Implications for Early Screening and Intervention
Currently, guidelines do not recommend routine screening for IPF in the general population. However, for high-risk individuals (e.g., those with a strong family history or known genetic predispositions), these findings suggest that DLCO monitoring should be the cornerstone of surveillance. A stable FVC may provide a false sense of security, masking an underlying decade-long decline in gas exchange capacity.

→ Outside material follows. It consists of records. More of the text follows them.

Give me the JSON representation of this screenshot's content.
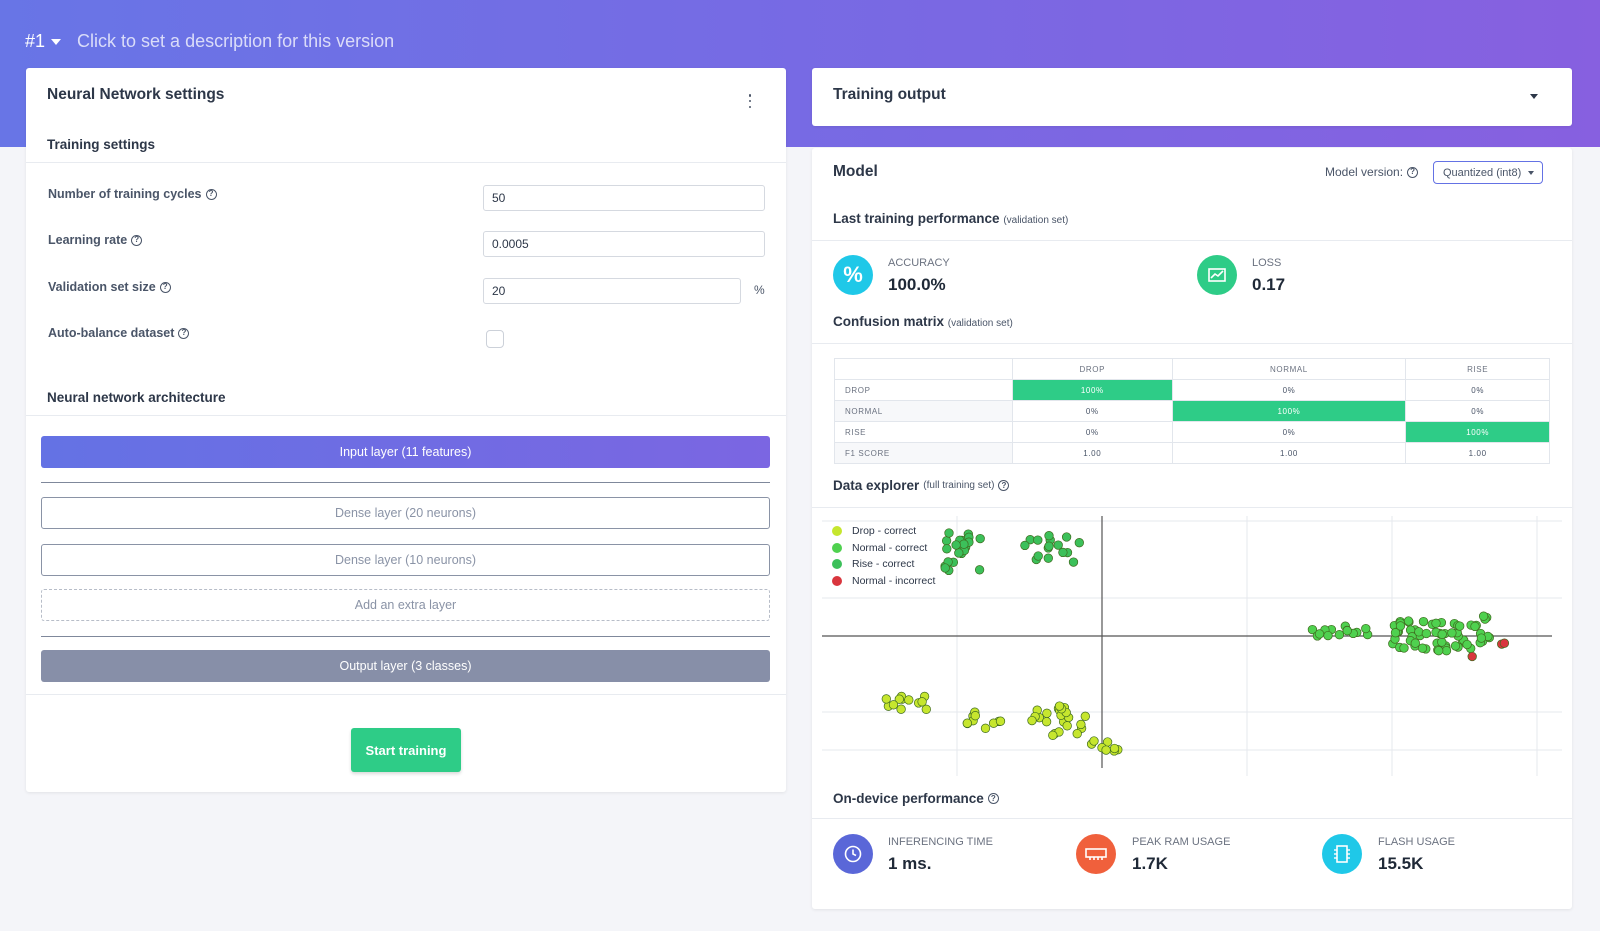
{
  "version": {
    "number": "#1",
    "description": "Click to set a description for this version"
  },
  "nn_settings": {
    "title": "Neural Network settings",
    "training_settings_title": "Training settings",
    "fields": [
      {
        "label": "Number of training cycles",
        "value": "50"
      },
      {
        "label": "Learning rate",
        "value": "0.0005"
      },
      {
        "label": "Validation set size",
        "value": "20",
        "suffix": "%"
      },
      {
        "label": "Auto-balance dataset",
        "checked": false
      }
    ],
    "architecture_title": "Neural network architecture",
    "layers": {
      "input": "Input layer (11 features)",
      "dense1": "Dense layer (20 neurons)",
      "dense2": "Dense layer (10 neurons)",
      "add": "Add an extra layer",
      "output": "Output layer (3 classes)"
    },
    "start_button": "Start training"
  },
  "training_output": {
    "title": "Training output"
  },
  "model": {
    "title": "Model",
    "version_label": "Model version:",
    "version_value": "Quantized (int8)",
    "last_perf_title": "Last training performance",
    "last_perf_sub": "(validation set)",
    "accuracy_label": "ACCURACY",
    "accuracy_value": "100.0%",
    "loss_label": "LOSS",
    "loss_value": "0.17",
    "confusion_title": "Confusion matrix",
    "confusion_sub": "(validation set)",
    "confusion": {
      "columns": [
        "DROP",
        "NORMAL",
        "RISE"
      ],
      "rows": [
        {
          "label": "DROP",
          "values": [
            "100%",
            "0%",
            "0%"
          ]
        },
        {
          "label": "NORMAL",
          "values": [
            "0%",
            "100%",
            "0%"
          ]
        },
        {
          "label": "RISE",
          "values": [
            "0%",
            "0%",
            "100%"
          ]
        },
        {
          "label": "F1 SCORE",
          "values": [
            "1.00",
            "1.00",
            "1.00"
          ]
        }
      ]
    },
    "explorer_title": "Data explorer",
    "explorer_sub": "(full training set)",
    "legend": [
      {
        "label": "Drop - correct",
        "color": "#c6e62e"
      },
      {
        "label": "Normal - correct",
        "color": "#4fd14f"
      },
      {
        "label": "Rise - correct",
        "color": "#3cc05a"
      },
      {
        "label": "Normal - incorrect",
        "color": "#d9363e"
      }
    ],
    "ondevice_title": "On-device performance",
    "inferencing_label": "INFERENCING TIME",
    "inferencing_value": "1 ms.",
    "ram_label": "PEAK RAM USAGE",
    "ram_value": "1.7K",
    "flash_label": "FLASH USAGE",
    "flash_value": "15.5K"
  },
  "colors": {
    "accent": "#6472e4",
    "success": "#2ecc87",
    "accuracy_icon": "#1fc8e8",
    "loss_icon": "#2ecc87",
    "inferencing_icon": "#5a67d8",
    "ram_icon": "#f0603c",
    "flash_icon": "#1fc8e8"
  }
}
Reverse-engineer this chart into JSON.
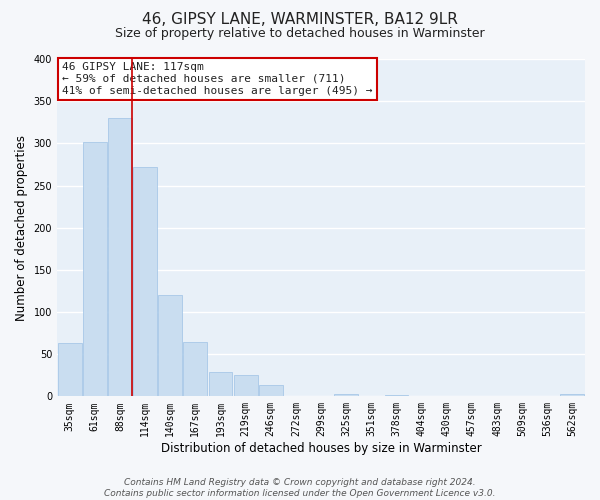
{
  "title": "46, GIPSY LANE, WARMINSTER, BA12 9LR",
  "subtitle": "Size of property relative to detached houses in Warminster",
  "bar_labels": [
    "35sqm",
    "61sqm",
    "88sqm",
    "114sqm",
    "140sqm",
    "167sqm",
    "193sqm",
    "219sqm",
    "246sqm",
    "272sqm",
    "299sqm",
    "325sqm",
    "351sqm",
    "378sqm",
    "404sqm",
    "430sqm",
    "457sqm",
    "483sqm",
    "509sqm",
    "536sqm",
    "562sqm"
  ],
  "bar_values": [
    63,
    302,
    330,
    272,
    120,
    65,
    29,
    25,
    13,
    0,
    0,
    3,
    0,
    2,
    0,
    0,
    0,
    0,
    0,
    0,
    3
  ],
  "bar_color": "#c9ddf0",
  "bar_edge_color": "#a8c8e8",
  "ylabel": "Number of detached properties",
  "xlabel": "Distribution of detached houses by size in Warminster",
  "ylim": [
    0,
    400
  ],
  "yticks": [
    0,
    50,
    100,
    150,
    200,
    250,
    300,
    350,
    400
  ],
  "annotation_title": "46 GIPSY LANE: 117sqm",
  "annotation_line1": "← 59% of detached houses are smaller (711)",
  "annotation_line2": "41% of semi-detached houses are larger (495) →",
  "annotation_box_color": "#ffffff",
  "annotation_box_edge": "#cc0000",
  "vline_color": "#cc0000",
  "vline_x": 2.5,
  "footer_line1": "Contains HM Land Registry data © Crown copyright and database right 2024.",
  "footer_line2": "Contains public sector information licensed under the Open Government Licence v3.0.",
  "plot_bg_color": "#e8f0f8",
  "fig_bg_color": "#f5f7fa",
  "grid_color": "#ffffff",
  "title_fontsize": 11,
  "subtitle_fontsize": 9,
  "tick_fontsize": 7,
  "ylabel_fontsize": 8.5,
  "xlabel_fontsize": 8.5,
  "annotation_fontsize": 8,
  "footer_fontsize": 6.5
}
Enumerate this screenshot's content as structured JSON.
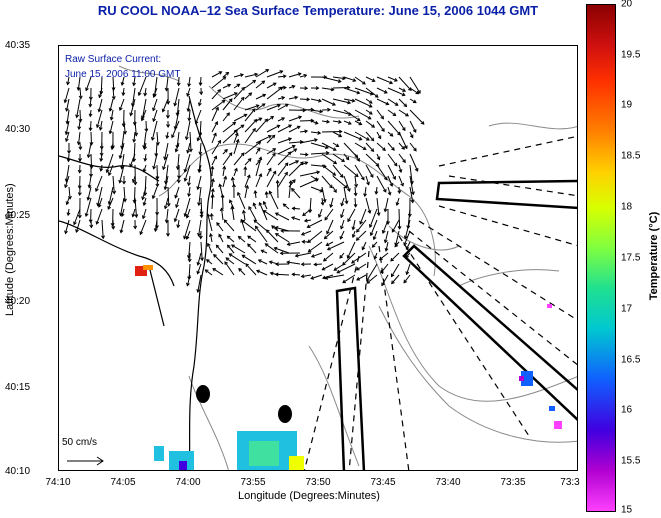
{
  "title": "RU COOL  NOAA–12  Sea Surface Temperature:  June 15, 2006 1044 GMT",
  "inset": {
    "line1": "Raw Surface Current:",
    "line2": "June 15, 2006 11:00 GMT"
  },
  "scale_label": "50 cm/s",
  "axes": {
    "xlabel": "Longitude (Degrees:Minutes)",
    "ylabel": "Latitude (Degrees:Minutes)",
    "xticks": [
      "74:10",
      "74:05",
      "74:00",
      "73:55",
      "73:50",
      "73:45",
      "73:40",
      "73:35",
      "73:3"
    ],
    "yticks": [
      "40:35",
      "40:30",
      "40:25",
      "40:20",
      "40:15",
      "40:10"
    ]
  },
  "colorbar": {
    "label": "Temperature (°C)",
    "ticks": [
      "20",
      "19.5",
      "19",
      "18.5",
      "18",
      "17.5",
      "17",
      "16.5",
      "16",
      "15.5",
      "15"
    ],
    "min": 15,
    "max": 20
  }
}
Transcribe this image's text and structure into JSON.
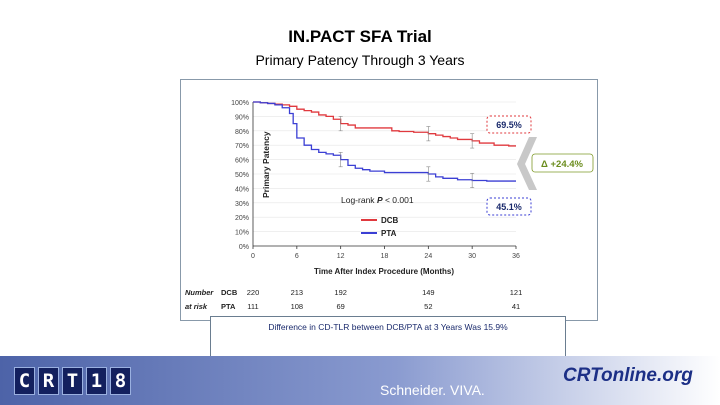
{
  "header": {
    "title": "IN.PACT SFA Trial",
    "subtitle": "Primary Patency Through 3 Years"
  },
  "chart_data": {
    "type": "line",
    "title": "Primary Patency Through 3 Years",
    "xlabel": "Time After Index Procedure (Months)",
    "ylabel": "Primary Patency",
    "x_ticks": [
      "0",
      "6",
      "12",
      "18",
      "24",
      "30",
      "36"
    ],
    "y_ticks": [
      "0%",
      "10%",
      "20%",
      "30%",
      "40%",
      "50%",
      "60%",
      "70%",
      "80%",
      "90%",
      "100%"
    ],
    "xlim": [
      0,
      36
    ],
    "ylim": [
      0,
      100
    ],
    "series": [
      {
        "name": "DCB",
        "color": "#e0393e",
        "points": [
          [
            0,
            100
          ],
          [
            1,
            99.5
          ],
          [
            2,
            99
          ],
          [
            3,
            98.5
          ],
          [
            4,
            98
          ],
          [
            5,
            97
          ],
          [
            6,
            95
          ],
          [
            7,
            94
          ],
          [
            8,
            93
          ],
          [
            9,
            91
          ],
          [
            10,
            90
          ],
          [
            11,
            88
          ],
          [
            12,
            85
          ],
          [
            13,
            84
          ],
          [
            14,
            82
          ],
          [
            16,
            82
          ],
          [
            18,
            82
          ],
          [
            19,
            80
          ],
          [
            20,
            79.5
          ],
          [
            22,
            79
          ],
          [
            24,
            78
          ],
          [
            25,
            77
          ],
          [
            26,
            76
          ],
          [
            27,
            75
          ],
          [
            28,
            74
          ],
          [
            30,
            73
          ],
          [
            31,
            71.5
          ],
          [
            33,
            70
          ],
          [
            35,
            69.5
          ],
          [
            36,
            69.5
          ]
        ]
      },
      {
        "name": "PTA",
        "color": "#3b3fd4",
        "points": [
          [
            0,
            100
          ],
          [
            1,
            99.5
          ],
          [
            2,
            99
          ],
          [
            3,
            98
          ],
          [
            4,
            96
          ],
          [
            5,
            92
          ],
          [
            5.5,
            85
          ],
          [
            6,
            75
          ],
          [
            7,
            70
          ],
          [
            8,
            67
          ],
          [
            9,
            65
          ],
          [
            10,
            64
          ],
          [
            11,
            63
          ],
          [
            12,
            60
          ],
          [
            13,
            56
          ],
          [
            14,
            54
          ],
          [
            15,
            53
          ],
          [
            16,
            52
          ],
          [
            18,
            51
          ],
          [
            20,
            51
          ],
          [
            22,
            51
          ],
          [
            24,
            50
          ],
          [
            25,
            48
          ],
          [
            26,
            47
          ],
          [
            28,
            46
          ],
          [
            30,
            45.5
          ],
          [
            32,
            45.1
          ],
          [
            34,
            45.1
          ],
          [
            36,
            45.1
          ]
        ]
      }
    ],
    "annotations": {
      "dcb_end_label": "69.5%",
      "pta_end_label": "45.1%",
      "delta_label": "Δ +24.4%",
      "logrank_prefix": "Log-rank",
      "logrank_p": "P",
      "logrank_value": " < 0.001"
    },
    "legend": {
      "position": "center",
      "entries": [
        "DCB",
        "PTA"
      ]
    },
    "at_risk": {
      "label_line1": "Number",
      "label_line2": "at risk",
      "months": [
        0,
        6,
        12,
        24,
        36
      ],
      "rows": [
        {
          "name": "DCB",
          "values": [
            "220",
            "213",
            "192",
            "149",
            "121"
          ]
        },
        {
          "name": "PTA",
          "values": [
            "111",
            "108",
            "69",
            "52",
            "41"
          ]
        }
      ]
    }
  },
  "note": {
    "text": "Difference in CD-TLR between DCB/PTA at 3 Years Was 15.9%"
  },
  "footer": {
    "logo_letters": [
      "C",
      "R",
      "T",
      "1",
      "8"
    ],
    "credit": "Schneider. VIVA.",
    "site": "CRTonline.org",
    "colors": {
      "logo": "#13205e",
      "bar_start": "#4d63a8"
    }
  }
}
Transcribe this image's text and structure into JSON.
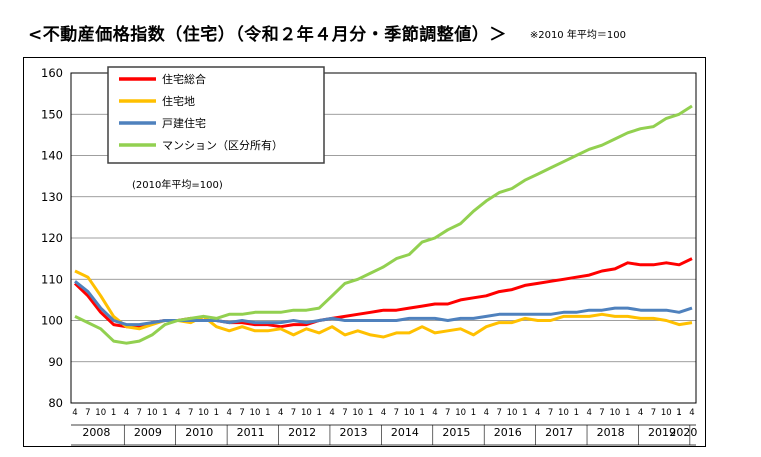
{
  "header": {
    "title": "<不動産価格指数（住宅）（令和２年４月分・季節調整値）＞",
    "note": "※2010 年平均＝100"
  },
  "colors": {
    "total": "#ff0000",
    "land": "#ffc000",
    "detached": "#4f81bd",
    "condo": "#92d050",
    "grid": "#7f7f7f",
    "frame": "#000000"
  },
  "chart_data": {
    "type": "line",
    "title": "",
    "xlabel": "",
    "ylabel": "",
    "ylim": [
      80,
      160
    ],
    "yticks": [
      "80",
      "90",
      "100",
      "110",
      "120",
      "130",
      "140",
      "150",
      "160"
    ],
    "grid": true,
    "legend_position": "top-left",
    "legend_note": "(2010年平均=100)",
    "year_labels": [
      "2008",
      "2009",
      "2010",
      "2011",
      "2012",
      "2013",
      "2014",
      "2015",
      "2016",
      "2017",
      "2018",
      "2019",
      "2020"
    ],
    "month_labels": [
      "4",
      "7",
      "10",
      "1"
    ],
    "month_labels_2020": [
      "1",
      "4"
    ],
    "x_start": "2008-04",
    "x_end": "2020-04",
    "series": [
      {
        "name": "住宅総合",
        "color_key": "total",
        "points": [
          [
            "2008-04",
            109
          ],
          [
            "2008-07",
            106
          ],
          [
            "2008-10",
            102
          ],
          [
            "2009-01",
            99
          ],
          [
            "2009-04",
            98.5
          ],
          [
            "2009-07",
            98.5
          ],
          [
            "2009-10",
            99.5
          ],
          [
            "2010-01",
            100
          ],
          [
            "2010-04",
            100
          ],
          [
            "2010-07",
            100.5
          ],
          [
            "2010-10",
            100
          ],
          [
            "2011-01",
            100
          ],
          [
            "2011-04",
            99.5
          ],
          [
            "2011-07",
            99.5
          ],
          [
            "2011-10",
            99
          ],
          [
            "2012-01",
            99
          ],
          [
            "2012-04",
            98.5
          ],
          [
            "2012-07",
            99
          ],
          [
            "2012-10",
            99
          ],
          [
            "2013-01",
            100
          ],
          [
            "2013-04",
            100.5
          ],
          [
            "2013-07",
            101
          ],
          [
            "2013-10",
            101.5
          ],
          [
            "2014-01",
            102
          ],
          [
            "2014-04",
            102.5
          ],
          [
            "2014-07",
            102.5
          ],
          [
            "2014-10",
            103
          ],
          [
            "2015-01",
            103.5
          ],
          [
            "2015-04",
            104
          ],
          [
            "2015-07",
            104
          ],
          [
            "2015-10",
            105
          ],
          [
            "2016-01",
            105.5
          ],
          [
            "2016-04",
            106
          ],
          [
            "2016-07",
            107
          ],
          [
            "2016-10",
            107.5
          ],
          [
            "2017-01",
            108.5
          ],
          [
            "2017-04",
            109
          ],
          [
            "2017-07",
            109.5
          ],
          [
            "2017-10",
            110
          ],
          [
            "2018-01",
            110.5
          ],
          [
            "2018-04",
            111
          ],
          [
            "2018-07",
            112
          ],
          [
            "2018-10",
            112.5
          ],
          [
            "2019-01",
            114
          ],
          [
            "2019-04",
            113.5
          ],
          [
            "2019-07",
            113.5
          ],
          [
            "2019-10",
            114
          ],
          [
            "2020-01",
            113.5
          ],
          [
            "2020-04",
            115
          ]
        ]
      },
      {
        "name": "住宅地",
        "color_key": "land",
        "points": [
          [
            "2008-04",
            112
          ],
          [
            "2008-07",
            110.5
          ],
          [
            "2008-10",
            106
          ],
          [
            "2009-01",
            101
          ],
          [
            "2009-04",
            98.5
          ],
          [
            "2009-07",
            98
          ],
          [
            "2009-10",
            99
          ],
          [
            "2010-01",
            100
          ],
          [
            "2010-04",
            100
          ],
          [
            "2010-07",
            99.5
          ],
          [
            "2010-10",
            101
          ],
          [
            "2011-01",
            98.5
          ],
          [
            "2011-04",
            97.5
          ],
          [
            "2011-07",
            98.5
          ],
          [
            "2011-10",
            97.5
          ],
          [
            "2012-01",
            97.5
          ],
          [
            "2012-04",
            98
          ],
          [
            "2012-07",
            96.5
          ],
          [
            "2012-10",
            98
          ],
          [
            "2013-01",
            97
          ],
          [
            "2013-04",
            98.5
          ],
          [
            "2013-07",
            96.5
          ],
          [
            "2013-10",
            97.5
          ],
          [
            "2014-01",
            96.5
          ],
          [
            "2014-04",
            96
          ],
          [
            "2014-07",
            97
          ],
          [
            "2014-10",
            97
          ],
          [
            "2015-01",
            98.5
          ],
          [
            "2015-04",
            97
          ],
          [
            "2015-07",
            97.5
          ],
          [
            "2015-10",
            98
          ],
          [
            "2016-01",
            96.5
          ],
          [
            "2016-04",
            98.5
          ],
          [
            "2016-07",
            99.5
          ],
          [
            "2016-10",
            99.5
          ],
          [
            "2017-01",
            100.5
          ],
          [
            "2017-04",
            100
          ],
          [
            "2017-07",
            100
          ],
          [
            "2017-10",
            101
          ],
          [
            "2018-01",
            101
          ],
          [
            "2018-04",
            101
          ],
          [
            "2018-07",
            101.5
          ],
          [
            "2018-10",
            101
          ],
          [
            "2019-01",
            101
          ],
          [
            "2019-04",
            100.5
          ],
          [
            "2019-07",
            100.5
          ],
          [
            "2019-10",
            100
          ],
          [
            "2020-01",
            99
          ],
          [
            "2020-04",
            99.5
          ]
        ]
      },
      {
        "name": "戸建住宅",
        "color_key": "detached",
        "points": [
          [
            "2008-04",
            109.5
          ],
          [
            "2008-07",
            107
          ],
          [
            "2008-10",
            103
          ],
          [
            "2009-01",
            100
          ],
          [
            "2009-04",
            99
          ],
          [
            "2009-07",
            99
          ],
          [
            "2009-10",
            99.5
          ],
          [
            "2010-01",
            100
          ],
          [
            "2010-04",
            100
          ],
          [
            "2010-07",
            100
          ],
          [
            "2010-10",
            100
          ],
          [
            "2011-01",
            100
          ],
          [
            "2011-04",
            99.5
          ],
          [
            "2011-07",
            100
          ],
          [
            "2011-10",
            99.5
          ],
          [
            "2012-01",
            99.5
          ],
          [
            "2012-04",
            99.5
          ],
          [
            "2012-07",
            100
          ],
          [
            "2012-10",
            99.5
          ],
          [
            "2013-01",
            100
          ],
          [
            "2013-04",
            100.5
          ],
          [
            "2013-07",
            100
          ],
          [
            "2013-10",
            100
          ],
          [
            "2014-01",
            100
          ],
          [
            "2014-04",
            100
          ],
          [
            "2014-07",
            100
          ],
          [
            "2014-10",
            100.5
          ],
          [
            "2015-01",
            100.5
          ],
          [
            "2015-04",
            100.5
          ],
          [
            "2015-07",
            100
          ],
          [
            "2015-10",
            100.5
          ],
          [
            "2016-01",
            100.5
          ],
          [
            "2016-04",
            101
          ],
          [
            "2016-07",
            101.5
          ],
          [
            "2016-10",
            101.5
          ],
          [
            "2017-01",
            101.5
          ],
          [
            "2017-04",
            101.5
          ],
          [
            "2017-07",
            101.5
          ],
          [
            "2017-10",
            102
          ],
          [
            "2018-01",
            102
          ],
          [
            "2018-04",
            102.5
          ],
          [
            "2018-07",
            102.5
          ],
          [
            "2018-10",
            103
          ],
          [
            "2019-01",
            103
          ],
          [
            "2019-04",
            102.5
          ],
          [
            "2019-07",
            102.5
          ],
          [
            "2019-10",
            102.5
          ],
          [
            "2020-01",
            102
          ],
          [
            "2020-04",
            103
          ]
        ]
      },
      {
        "name": "マンション（区分所有）",
        "color_key": "condo",
        "points": [
          [
            "2008-04",
            101
          ],
          [
            "2008-07",
            99.5
          ],
          [
            "2008-10",
            98
          ],
          [
            "2009-01",
            95
          ],
          [
            "2009-04",
            94.5
          ],
          [
            "2009-07",
            95
          ],
          [
            "2009-10",
            96.5
          ],
          [
            "2010-01",
            99
          ],
          [
            "2010-04",
            100
          ],
          [
            "2010-07",
            100.5
          ],
          [
            "2010-10",
            101
          ],
          [
            "2011-01",
            100.5
          ],
          [
            "2011-04",
            101.5
          ],
          [
            "2011-07",
            101.5
          ],
          [
            "2011-10",
            102
          ],
          [
            "2012-01",
            102
          ],
          [
            "2012-04",
            102
          ],
          [
            "2012-07",
            102.5
          ],
          [
            "2012-10",
            102.5
          ],
          [
            "2013-01",
            103
          ],
          [
            "2013-04",
            106
          ],
          [
            "2013-07",
            109
          ],
          [
            "2013-10",
            110
          ],
          [
            "2014-01",
            111.5
          ],
          [
            "2014-04",
            113
          ],
          [
            "2014-07",
            115
          ],
          [
            "2014-10",
            116
          ],
          [
            "2015-01",
            119
          ],
          [
            "2015-04",
            120
          ],
          [
            "2015-07",
            122
          ],
          [
            "2015-10",
            123.5
          ],
          [
            "2016-01",
            126.5
          ],
          [
            "2016-04",
            129
          ],
          [
            "2016-07",
            131
          ],
          [
            "2016-10",
            132
          ],
          [
            "2017-01",
            134
          ],
          [
            "2017-04",
            135.5
          ],
          [
            "2017-07",
            137
          ],
          [
            "2017-10",
            138.5
          ],
          [
            "2018-01",
            140
          ],
          [
            "2018-04",
            141.5
          ],
          [
            "2018-07",
            142.5
          ],
          [
            "2018-10",
            144
          ],
          [
            "2019-01",
            145.5
          ],
          [
            "2019-04",
            146.5
          ],
          [
            "2019-07",
            147
          ],
          [
            "2019-10",
            149
          ],
          [
            "2020-01",
            150
          ],
          [
            "2020-04",
            152
          ]
        ]
      }
    ]
  }
}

Reshaping Clinical Trial Design
Perhaps the most profound impact of this research is on the design of future clinical trials. Most phase III trials require an FVC between 50% and 80% for enrollment. The DPM shows that these patients are already in the “accelerated decline” phase of their disease. If we are to test therapies aimed at preventing the initiation of fibrosis, we must recruit patients in the EYO -5 to EYO 0 range, where DLCO is falling but FVC is still preserved. This will require a shift toward using DLCO or composite physiological-imaging scores as primary endpoints in early-intervention trials.
Limitations
While the study is robust, it relies on the assumption that a DLCO of 70% represents a universal “onset” point. Additionally, because the data are synthesized from multiple sources, individual variability in the rate of progression (e.g., “slow progressors” vs. “rapid progressors”) still exists, although the conserved *sequence* seems to hold true across phenotypes.
Conclusion
The identification of a conserved, sequential decline in lung function in IPF—starting with a silent decade of DLCO loss followed by an accelerated FVC collapse—reframes our view of this disease from an acute clinical crisis to a chronic, multi-stage process. By providing a mathematical framework to estimate a patient’s position on this timeline, the Disease Progression Model (DPM) offers a powerful tool for clinicians to risk-stratify patients and for researchers to target the right biological processes at the right time. The future of IPF management lies in moving upstream, utilizing the sentinel signal of DLCO decline to intervene before the 12-fold acceleration of FVC loss leads to irreversible respiratory failure.
References
- Huang X, Wu P, Guttentag AR, Quintana M, Kropski JA, Blackwell TS, Salisbury ML. Identification of a conserved sequence of disease progression in Idiopathic Pulmonary Fibrosis. American journal of respiratory and critical care medicine. 2026;213(4):450-462. PMID: 41738263.
- Ley B, et al. A clinical predictive model for outcomes in idiopathic pulmonary fibrosis. Ann Intern Med. 2012;156(10):684-91. PMID: 22586007.
- Martinez FJ, et al. The clinical course of idiopathic pulmonary fibrosis. Chest. 2005;128(1 Suppl):27S-33S. PMID: 15994468.